Wer die Folgen von Tschernobyl vor fast genau 25 Jahren (am 26. 04. 1986) herunter spielt, auch genetisch-medizinische Gefährdungen sowie die von Anfang an ungelöste Frage der Endlagerung des strahlenden Atommülls ignoriert, nimmt eine unsichere Zukunft solcher Anlagen mitsamt der betroffenen Bevölkerung in Kauf. Denn im Unterschied zu einem Kohlekraftwerk ist die Havarie eines AKW (Brände von Bau- und Steuerungssegmenten, Wasserstoffexplosion des Mantels, teilweise-/völlige Kernschmelze bis zum Super-/ GAU) kein lokales Ereignis, sondern hat wegen der radioaktiven Verseuchung eine regionale oder kontinentale bis globale Dimension.
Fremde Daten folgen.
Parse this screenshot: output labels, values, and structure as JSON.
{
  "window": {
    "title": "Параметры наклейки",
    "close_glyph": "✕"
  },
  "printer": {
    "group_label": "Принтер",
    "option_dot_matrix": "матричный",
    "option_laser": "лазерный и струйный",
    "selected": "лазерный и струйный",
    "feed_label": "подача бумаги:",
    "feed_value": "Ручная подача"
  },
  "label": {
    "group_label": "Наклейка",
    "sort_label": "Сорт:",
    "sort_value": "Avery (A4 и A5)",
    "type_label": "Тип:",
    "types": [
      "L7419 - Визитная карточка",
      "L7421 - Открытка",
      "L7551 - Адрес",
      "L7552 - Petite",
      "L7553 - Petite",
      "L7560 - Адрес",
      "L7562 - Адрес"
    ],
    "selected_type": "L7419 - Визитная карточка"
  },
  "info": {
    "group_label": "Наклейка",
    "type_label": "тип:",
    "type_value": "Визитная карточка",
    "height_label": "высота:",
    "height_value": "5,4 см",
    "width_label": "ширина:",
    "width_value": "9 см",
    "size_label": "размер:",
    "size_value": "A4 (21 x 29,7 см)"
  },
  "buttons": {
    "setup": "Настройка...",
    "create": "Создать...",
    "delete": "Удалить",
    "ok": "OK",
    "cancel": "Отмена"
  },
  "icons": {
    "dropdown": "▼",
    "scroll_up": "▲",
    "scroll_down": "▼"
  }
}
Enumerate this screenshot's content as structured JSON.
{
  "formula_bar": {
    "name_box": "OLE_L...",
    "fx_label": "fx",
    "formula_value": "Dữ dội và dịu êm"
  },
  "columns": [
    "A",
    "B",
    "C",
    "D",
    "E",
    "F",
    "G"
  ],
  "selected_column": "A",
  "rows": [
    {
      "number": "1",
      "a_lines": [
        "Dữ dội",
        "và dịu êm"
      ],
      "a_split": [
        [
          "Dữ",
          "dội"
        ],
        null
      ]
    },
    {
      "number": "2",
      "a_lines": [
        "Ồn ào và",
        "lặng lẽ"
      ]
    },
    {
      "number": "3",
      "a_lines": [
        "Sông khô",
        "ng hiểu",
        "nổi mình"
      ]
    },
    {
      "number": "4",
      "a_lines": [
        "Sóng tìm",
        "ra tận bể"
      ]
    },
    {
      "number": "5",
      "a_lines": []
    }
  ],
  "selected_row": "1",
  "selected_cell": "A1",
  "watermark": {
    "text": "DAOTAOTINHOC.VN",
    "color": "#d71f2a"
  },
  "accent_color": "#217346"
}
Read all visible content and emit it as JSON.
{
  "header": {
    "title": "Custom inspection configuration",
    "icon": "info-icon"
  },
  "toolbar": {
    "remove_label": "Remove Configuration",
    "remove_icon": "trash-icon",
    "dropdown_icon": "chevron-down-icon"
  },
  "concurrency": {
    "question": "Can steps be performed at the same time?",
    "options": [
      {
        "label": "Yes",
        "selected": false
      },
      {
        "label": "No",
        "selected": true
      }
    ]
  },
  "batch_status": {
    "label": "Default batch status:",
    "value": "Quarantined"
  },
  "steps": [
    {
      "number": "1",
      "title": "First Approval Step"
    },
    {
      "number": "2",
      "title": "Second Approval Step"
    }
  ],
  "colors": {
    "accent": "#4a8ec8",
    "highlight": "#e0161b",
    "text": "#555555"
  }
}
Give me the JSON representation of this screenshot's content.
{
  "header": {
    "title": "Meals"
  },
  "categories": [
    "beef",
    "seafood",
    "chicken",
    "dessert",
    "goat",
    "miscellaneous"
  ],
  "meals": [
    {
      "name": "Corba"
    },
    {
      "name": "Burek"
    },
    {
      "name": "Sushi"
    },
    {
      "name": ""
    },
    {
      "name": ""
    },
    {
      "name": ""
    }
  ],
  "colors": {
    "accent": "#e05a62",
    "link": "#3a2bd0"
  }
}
Bekanntlich sind Katastrophen geeignet, aus Fehlern zu lernen und es anders zu machen. Noch lange nach Tschernobyl wurde im AKW Lingen (Emsland / Niedersachsen) die mit einem Güterzug aus dem bayerischen Rosenheim herangefahrene radioaktiv verseuchte Molke aufgearbeitet, die niemand haben wollte. Politik und Atomwirtschaft scheint das mehrheitlich weniger zu beeindrucken, sieht man wie in Schweden, Finnland, Brasilien, Japan, China, Russland und anderswo trotz Harrisburg (1979) und Tschernobyl in bester Gläubigkeit an eine pannen-arme Atomtechnik neu gebaut oder hierzulande die Laufzeit alter Atommeiler um 10 Jahre und mehr verlängert wird.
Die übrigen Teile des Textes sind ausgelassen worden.